Schattengilde 01 - Das Licht in den Schatten
Elsbet.
»Die Dialoge von Tassis!« hauchte das Mädchen und betrachtete den Einband. Jede Spur von Schüchternheit fiel von ihr ab, als sie den Band öffnete und mit einem Finger die erste Seite nach unten fuhr. »Und in Aurënfaie! Wo hast du das nur gefunden?«
»Das verrate ich lieber nicht. Aber wenn du mehr in der Mitte nachschlägst, wirst du, glaube ich, etwas anderes Interessantes finden.«
Elsbet riß die Augen auf, als sie einen kleinen Pergamentbogen herauszog und Nysanders Einladung las, ihn sobald wie möglich zu besuchen.
»Jemand muß wohl dein Interesse an der Bibliothek im Orëska ihm gegenüber erwähnt haben«, sagte Seregil übertrieben unschuldig.
Zwischen Furcht und Freude hin- und hergerissen, stammelte Elsbet: »Ich weiß doch gar nicht, was ich zu ihm sagen soll.«
»Es fällt einem ziemlich leicht, sich mit ihm zu unterhalten«, beschwichtigte Alec. »Nach ein paar Minuten fühlst du dich, als hättest du ihn schon dein Leben lang gekannt.« Elsbet wandte sich wieder ihrem Buch zu, lief aber noch dunkler an im Gesicht als zuvor.
»Onkel!« Illia hockte sich mit empörtem Blick auf die Fersen. »Da ist gar nichts mehr drin!«
»Und meine Dame fühlt sich übergangen!
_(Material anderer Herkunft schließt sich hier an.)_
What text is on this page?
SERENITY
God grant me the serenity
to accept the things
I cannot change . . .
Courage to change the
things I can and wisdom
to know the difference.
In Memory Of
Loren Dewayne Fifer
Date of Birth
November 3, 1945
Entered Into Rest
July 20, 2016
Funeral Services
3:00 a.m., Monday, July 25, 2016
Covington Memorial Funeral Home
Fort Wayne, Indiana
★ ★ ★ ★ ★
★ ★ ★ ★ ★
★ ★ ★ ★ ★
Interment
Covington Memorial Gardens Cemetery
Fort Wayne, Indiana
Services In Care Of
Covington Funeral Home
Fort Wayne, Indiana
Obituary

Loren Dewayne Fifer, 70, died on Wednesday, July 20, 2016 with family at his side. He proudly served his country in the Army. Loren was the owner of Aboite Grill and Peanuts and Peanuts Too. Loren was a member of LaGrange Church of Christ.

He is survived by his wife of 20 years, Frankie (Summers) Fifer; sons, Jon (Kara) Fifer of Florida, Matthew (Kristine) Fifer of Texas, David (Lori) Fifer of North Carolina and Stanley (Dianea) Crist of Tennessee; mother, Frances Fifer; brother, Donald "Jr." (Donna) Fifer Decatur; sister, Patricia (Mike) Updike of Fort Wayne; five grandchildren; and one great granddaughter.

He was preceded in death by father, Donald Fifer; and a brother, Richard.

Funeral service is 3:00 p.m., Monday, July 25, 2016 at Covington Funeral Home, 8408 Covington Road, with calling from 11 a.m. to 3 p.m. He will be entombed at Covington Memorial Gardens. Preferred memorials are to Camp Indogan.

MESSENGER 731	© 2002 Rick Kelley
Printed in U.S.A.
Gib mir dein Halstuch und setz dich auf Alecs Schoß. Sei nicht so schüchtern. Auf seinem Schoß sitzen andauernd schöne junge Damen. Du bist schon lange daran gewöhnt, nicht wahr, Alec?«
Alec warf Seregil über Illias Kopf hinweg einen finsteren Blick zu, da ihm die Neckerei offensichtlich nicht paßte.
»Nun«, begann Seregil, und er legte die Zipfel des Halstuchs aneinander und hielt es daran hoch, »was hast du dir beim letzten Mal gewünscht, als ich hier war?«
»Etwas Magisches«, flüsterte Illia, die großen, dunklen Augen auf das Halstuch gerichtet.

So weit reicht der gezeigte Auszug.